Zaman gazetesinin haberine göre, hukuk uzmanları son düzenleme ve uygulamalarla yürütmenin yargı tarafından denetlenemez hale getirildiğine dikkat çekti.
Emekli Askeri Hâkim Ümit Kardaş: Yürütmenin yargı tarafından denetlenmesi, özellikle de ceza hukuku alanında denetlenmesi imkânsız hale geldi. Savcıların önemli yolsuzluk ve rüşvet soruşturmalarında delil toplamaları imkânsız hale getirildi. Meclis’te hükümetin çoğunluğu var. Yürütme erki istediğini yapabiliyor. Vahim bir gelişme burada artık yargı işlemeyecek hale getirildi.
Ceza Hukukçusu Avukat Kemal Bayrak: Hukuka, Anayasa’ya ve kanuna açıkça aykırı hükümler getiren bir yönetmelik çıkarıldı. Bunun hukuka aykırı olduğunu bildikleri halde, kimin elinde ne dosya var bunu öğrenmek için böyle bir mevzuat geliştirdiler. Siyasi iktidarın en tepesindeki isme gidebilecek bir soruşturmanın savcının elinden alınması, açıkça Türkiye’de yargının çökmesi, yargıya yapılmış açık bir müdahaledir. Yürütme, yargıya ağır bir darbe vurmuştur.
AK Parti Eski Milletvekili Prof. Dr. İbrahim Hasgür: Açılmış olan bir soruşturmanın üstü kapatılmak isteniyor. Bütün kamuoyunu, bu konuda tavır almaya davet ediyorum. Gereken bütün hukuki yollar denenmeli ve bu işin sorumlularına karşı tepki gösterilmeli. Bu karar ile hukuka, anayasaya, özgürlüklere ve demokratik hukuk devletine bağdaşmayan bir durum ortaya çıktı.
Eski Yargıtay Cumhuriyet Savcısı Ahmet Gündel: Yaşananları vahim olarak değerlendiren eski Yargıtay Cumhuriyet Savcısı Ahmet Gündel, derhal olaya HSYK’nin el koymasını gerektiğini söyledi. Gündel, şöyle konuştu: Anlamakta zorlanıyorum. vahim bir durumla karşı karşıyayız. Yargı bağımsızlığına sahip çıkılması gerekir. El koyma ve arama kararı akamete uğramıştır. HSYK olaya el koyması lazım. İtham altında bulunan İstanbul Başsavcısı ve vekili çıkarak bu konuda çıkarak beyanlar karışsında açıklama yapması lazım. Yargı bağımsızlığının üzerine çok büyük gölgeler düşmeye başladığı dönemden geçiyoruz. Affedilir, görmezden gelinir durumdan çıkmıştır. Sızdırmanın emniyette oluşturulan yeni kadrodan kaynaklandığı ortaya çıktı. Yapılacak olan tek şey HSYK'ya kalıyor. Şu andan itibaren HSYK'nın incelemesi gerekir.

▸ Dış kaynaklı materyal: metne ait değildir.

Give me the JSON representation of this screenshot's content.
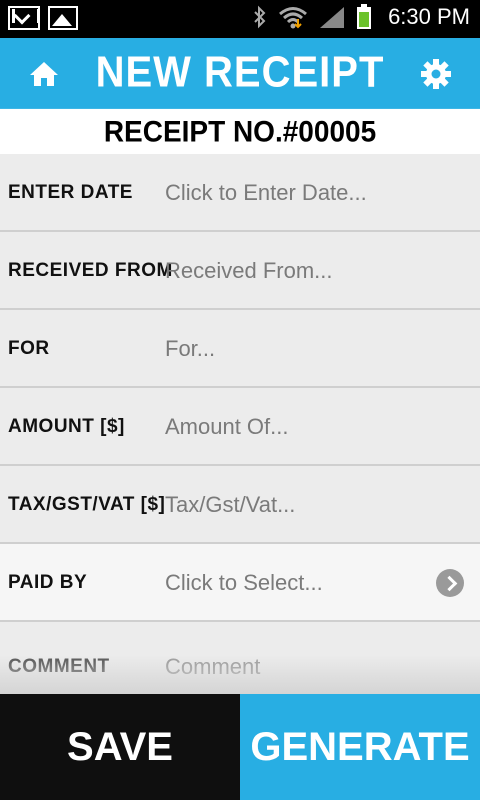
{
  "status_bar": {
    "time": "6:30 PM",
    "icons": [
      "gmail-icon",
      "gallery-icon",
      "bluetooth-icon",
      "wifi-icon",
      "signal-icon",
      "battery-icon"
    ]
  },
  "header": {
    "title": "NEW RECEIPT",
    "home_icon": "home-icon",
    "settings_icon": "gear-icon",
    "color": "#28aee3"
  },
  "receipt": {
    "number_text": "RECEIPT NO.#00005"
  },
  "form": {
    "rows": [
      {
        "label": "ENTER DATE",
        "placeholder": "Click to Enter Date..."
      },
      {
        "label": "RECEIVED FROM",
        "placeholder": "Received From..."
      },
      {
        "label": "FOR",
        "placeholder": "For..."
      },
      {
        "label": "AMOUNT [$]",
        "placeholder": "Amount Of..."
      },
      {
        "label": "TAX/GST/VAT [$]",
        "placeholder": "Tax/Gst/Vat..."
      },
      {
        "label": "PAID BY",
        "placeholder": "Click to Select..."
      },
      {
        "label": "COMMENT",
        "placeholder": "Comment"
      }
    ]
  },
  "buttons": {
    "save": "SAVE",
    "generate": "GENERATE"
  },
  "colors": {
    "accent": "#28aee3",
    "save_bg": "#0f0f0f"
  }
}
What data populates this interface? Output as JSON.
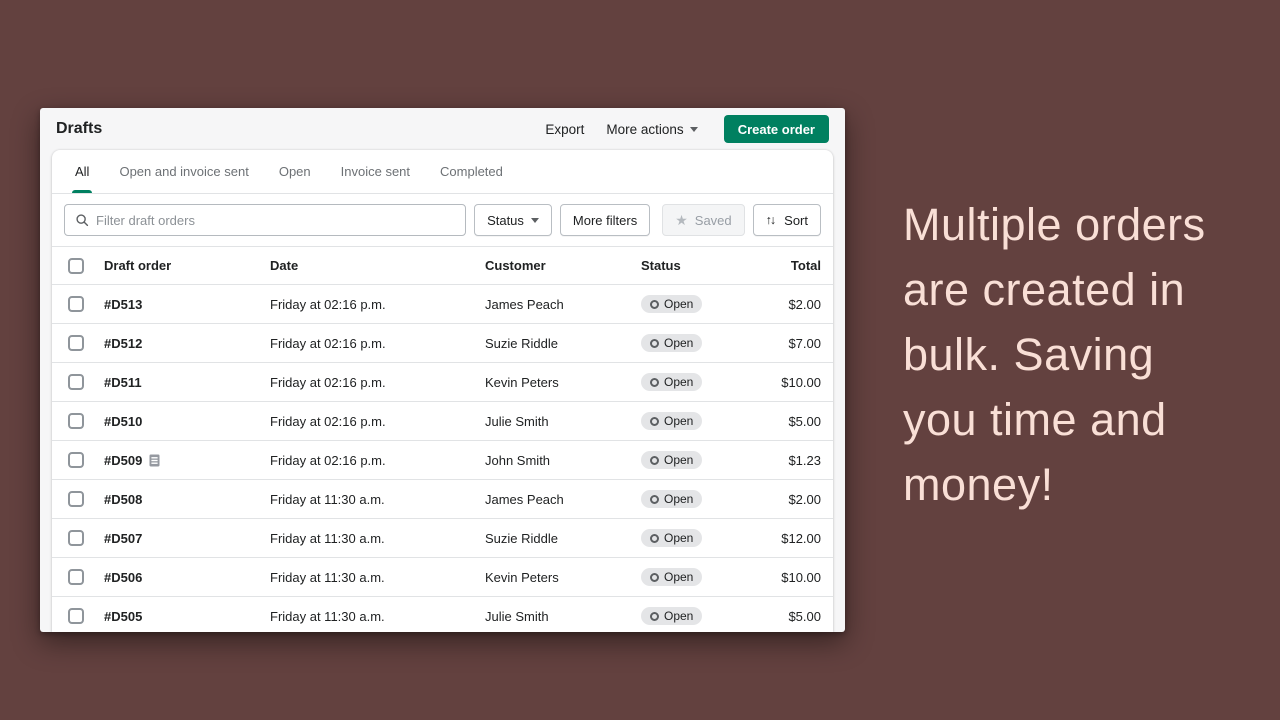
{
  "colors": {
    "background": "#63413f",
    "promo_text": "#f9dfd6",
    "accent_green": "#008060",
    "badge_bg": "#e4e5e7"
  },
  "window": {
    "title": "Drafts",
    "header_actions": {
      "export": "Export",
      "more_actions": "More actions",
      "create_order": "Create order"
    }
  },
  "tabs": [
    {
      "label": "All",
      "active": true
    },
    {
      "label": "Open and invoice sent",
      "active": false
    },
    {
      "label": "Open",
      "active": false
    },
    {
      "label": "Invoice sent",
      "active": false
    },
    {
      "label": "Completed",
      "active": false
    }
  ],
  "filters": {
    "search_placeholder": "Filter draft orders",
    "status": "Status",
    "more_filters": "More filters",
    "saved": "Saved",
    "sort": "Sort"
  },
  "table": {
    "headers": {
      "draft_order": "Draft order",
      "date": "Date",
      "customer": "Customer",
      "status": "Status",
      "total": "Total"
    },
    "rows": [
      {
        "id": "#D513",
        "date": "Friday at 02:16 p.m.",
        "customer": "James Peach",
        "status": "Open",
        "total": "$2.00",
        "has_note": false
      },
      {
        "id": "#D512",
        "date": "Friday at 02:16 p.m.",
        "customer": "Suzie Riddle",
        "status": "Open",
        "total": "$7.00",
        "has_note": false
      },
      {
        "id": "#D511",
        "date": "Friday at 02:16 p.m.",
        "customer": "Kevin Peters",
        "status": "Open",
        "total": "$10.00",
        "has_note": false
      },
      {
        "id": "#D510",
        "date": "Friday at 02:16 p.m.",
        "customer": "Julie Smith",
        "status": "Open",
        "total": "$5.00",
        "has_note": false
      },
      {
        "id": "#D509",
        "date": "Friday at 02:16 p.m.",
        "customer": "John Smith",
        "status": "Open",
        "total": "$1.23",
        "has_note": true
      },
      {
        "id": "#D508",
        "date": "Friday at 11:30 a.m.",
        "customer": "James Peach",
        "status": "Open",
        "total": "$2.00",
        "has_note": false
      },
      {
        "id": "#D507",
        "date": "Friday at 11:30 a.m.",
        "customer": "Suzie Riddle",
        "status": "Open",
        "total": "$12.00",
        "has_note": false
      },
      {
        "id": "#D506",
        "date": "Friday at 11:30 a.m.",
        "customer": "Kevin Peters",
        "status": "Open",
        "total": "$10.00",
        "has_note": false
      },
      {
        "id": "#D505",
        "date": "Friday at 11:30 a.m.",
        "customer": "Julie Smith",
        "status": "Open",
        "total": "$5.00",
        "has_note": false
      }
    ]
  },
  "promo": {
    "lines": [
      "Multiple orders",
      "are created in",
      "bulk. Saving",
      "you time and",
      "money!"
    ]
  }
}
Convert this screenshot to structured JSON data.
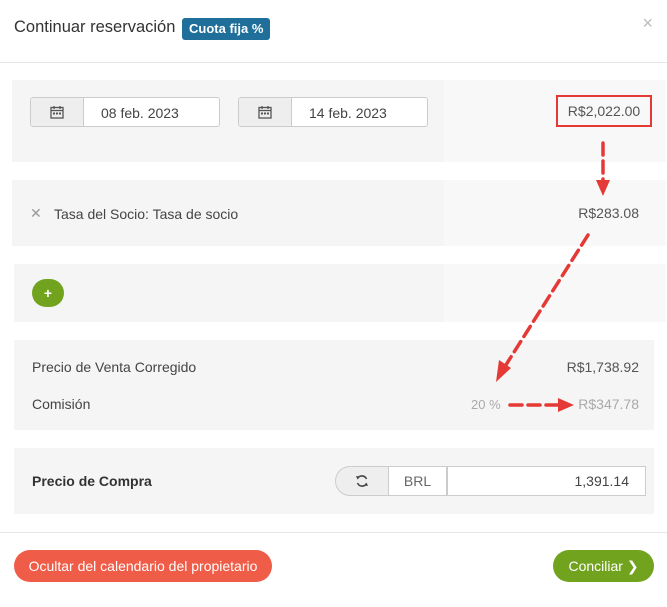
{
  "header": {
    "title": "Continuar reservación",
    "badge": "Cuota fija %",
    "close": "×"
  },
  "dates": {
    "start": "08 feb. 2023",
    "end": "14 feb. 2023"
  },
  "total": "R$2,022.00",
  "fee": {
    "remove": "✕",
    "label": "Tasa del Socio: Tasa de socio",
    "amount": "R$283.08"
  },
  "add_button": "+",
  "pricing": {
    "corrected_label": "Precio de Venta Corregido",
    "corrected_amount": "R$1,738.92",
    "commission_label": "Comisión",
    "commission_percent": "20 %",
    "commission_amount": "R$347.78"
  },
  "purchase": {
    "label": "Precio de Compra",
    "currency": "BRL",
    "value": "1,391.14"
  },
  "footer": {
    "hide_button": "Ocultar del calendario del propietario",
    "reconcile_button": "Conciliar"
  },
  "colors": {
    "accent_blue": "#1f6f9a",
    "green": "#72a31f",
    "red": "#ef5c47",
    "annotation_red": "#e53935"
  }
}
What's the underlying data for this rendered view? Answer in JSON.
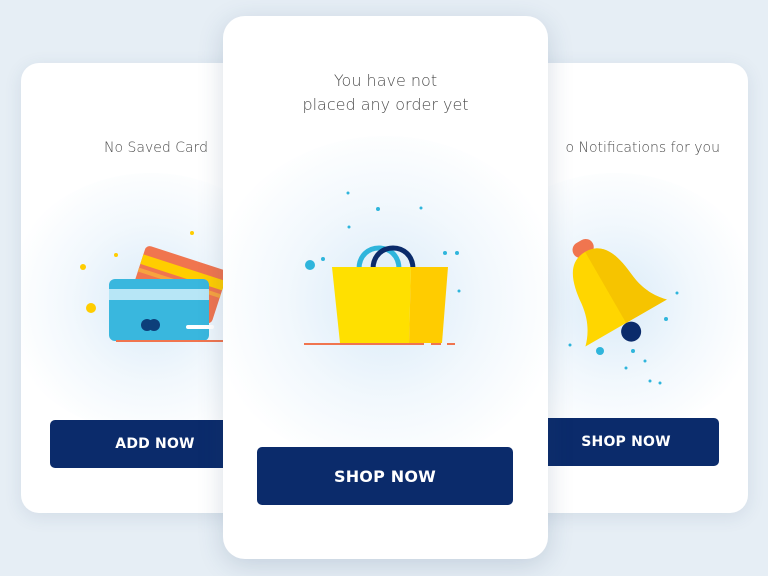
{
  "cards": {
    "left": {
      "message": "No Saved Card",
      "button_label": "ADD NOW",
      "illustration_icon": "credit-card-icon"
    },
    "center": {
      "message_line1": "You have not",
      "message_line2": "placed any order yet",
      "button_label": "SHOP NOW",
      "illustration_icon": "shopping-bag-icon"
    },
    "right": {
      "message": "o Notifications for you",
      "button_label": "SHOP NOW",
      "illustration_icon": "bell-icon"
    }
  },
  "colors": {
    "background": "#e6eef5",
    "button": "#0b2b6b",
    "accent_yellow": "#ffd600",
    "accent_blue": "#2fb5dc",
    "accent_orange": "#f0754f"
  }
}
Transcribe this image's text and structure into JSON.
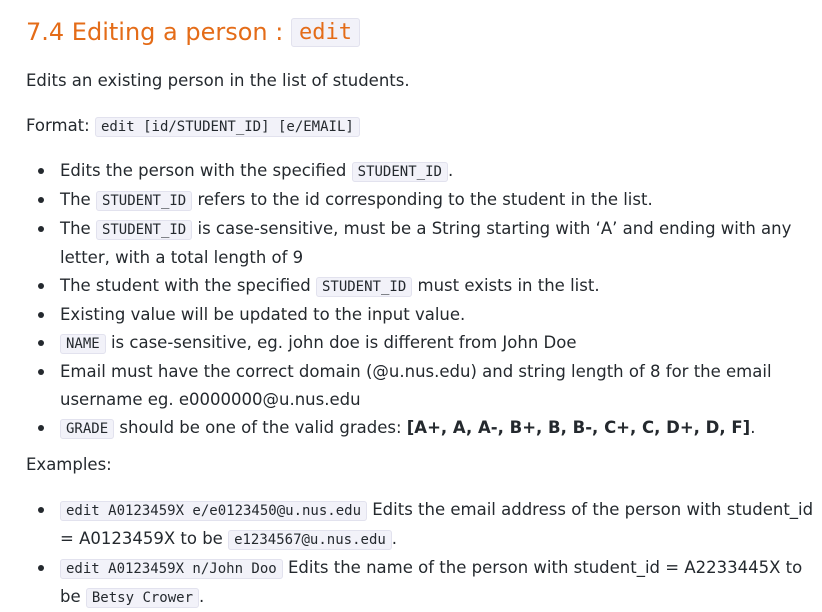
{
  "section": {
    "title_prefix": "7.4 Editing a person : ",
    "title_code": "edit"
  },
  "intro": "Edits an existing person in the list of students.",
  "format": {
    "label": "Format: ",
    "code": "edit [id/STUDENT_ID] [e/EMAIL]"
  },
  "bullets": {
    "b1": {
      "pre": "Edits the person with the specified ",
      "code": "STUDENT_ID",
      "post": "."
    },
    "b2": {
      "pre": "The ",
      "code": "STUDENT_ID",
      "post": " refers to the id corresponding to the student in the list."
    },
    "b3": {
      "pre": "The ",
      "code": "STUDENT_ID",
      "post": " is case-sensitive, must be a String starting with ‘A’ and ending with any letter, with a total length of 9"
    },
    "b4": {
      "pre": "The student with the specified ",
      "code": "STUDENT_ID",
      "post": " must exists in the list."
    },
    "b5": {
      "text": "Existing value will be updated to the input value."
    },
    "b6": {
      "code": "NAME",
      "post": " is case-sensitive, eg. john doe is different from John Doe"
    },
    "b7": {
      "text": "Email must have the correct domain (@u.nus.edu) and string length of 8 for the email username eg. e0000000@u.nus.edu"
    },
    "b8": {
      "code": "GRADE",
      "mid": " should be one of the valid grades: ",
      "bold": "[A+, A, A-, B+, B, B-, C+, C, D+, D, F]",
      "post": "."
    }
  },
  "examples_label": "Examples:",
  "examples": {
    "e1": {
      "code": "edit A0123459X e/e0123450@u.nus.edu",
      "mid": " Edits the email address of the person with student_id = A0123459X to be ",
      "code2": "e1234567@u.nus.edu",
      "post": "."
    },
    "e2": {
      "code": "edit A0123459X n/John Doo",
      "mid": " Edits the name of the person with student_id = A2233445X to be ",
      "code2": "Betsy Crower",
      "post": "."
    }
  }
}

Gazeteci-yazar Taha Akyol: Polisin, savcının emrini yerine getirmeyişinin sebebi Emniyet’teki yeni tayinler. Emniyet hiçbir şekilde savcının verdiği bir emri yapmıyorum diyemez. Polisin görevini yapmaması sonucu deliller karartıldı ise bu ağır bir suçtur. Harekete geçmeyen polis suçludur. Dosyanın gerekçe gösterilmeden savcıdan alınması suçtur. Adli kolluk üzerinden yargıya açıkça baskı yapılmış, yargı kararlarının uygulanması engellenmiştir.